One afternoon, a messenger from Gateshead brings Jane some shocking news. John Reed, heavily in debt from gambling, has committed suicide. Now Mrs. Reed is deathly ill and demands to see Jane, who travels from Thornfield to Gateshead.
With his debts, drinking, and suicide, John Reed contrasts with Jane's learning and poise, showing that virtues are not based on class.
At Gateshead, Jane has a pleasant reunion with Bessie. The Reed sisters, meanwhile, have grown into two very different types of people. Eliza is stern, organized, and highly religious, while Georgiana is a social butterfly who gushes about her romances.
The Reed sisters are caricatures of judgment and feeling taken to extremes.
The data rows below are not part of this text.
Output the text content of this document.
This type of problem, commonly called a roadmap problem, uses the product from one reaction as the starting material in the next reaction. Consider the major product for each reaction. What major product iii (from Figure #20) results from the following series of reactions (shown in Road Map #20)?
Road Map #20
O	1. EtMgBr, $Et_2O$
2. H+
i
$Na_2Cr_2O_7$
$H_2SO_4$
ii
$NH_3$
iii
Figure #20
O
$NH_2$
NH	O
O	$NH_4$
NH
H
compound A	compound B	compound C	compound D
Jane has learned to avoid extremes and instead seeks balance.
Though she's on her deathbed, Mrs. Reed shows no remorse for her treatment of Jane. On the tenth day of Jane's visit, Mrs. Reed calls Jane into her room and confesses to keeping a letter from Jane. Jane's uncle—John Eyre, a successful wine merchant—had requested custody of Jane three years ago. But Mrs. Reed, hoping to squash any chance of Jane's getting ahead in life, told him that Jane had died of fever at Lowood. Jane is upset and angry, but nonetheless tries to heal her relationship with Mrs. Reed. She rebuffs Jane, and dies that night.
Mrs. Reed is a liar and lacks the religious virtue of repentance. Like Rochester in the attack on Mr. Mason and the fire in his room, Mrs. Reed has created a cover-up. He wants things his way, just as Mrs. Reed does, and is willing to lie to get what he wants. In contrast to them, and like a good Christian, Jane is able to forgive Mrs. Reed despite her awful actions.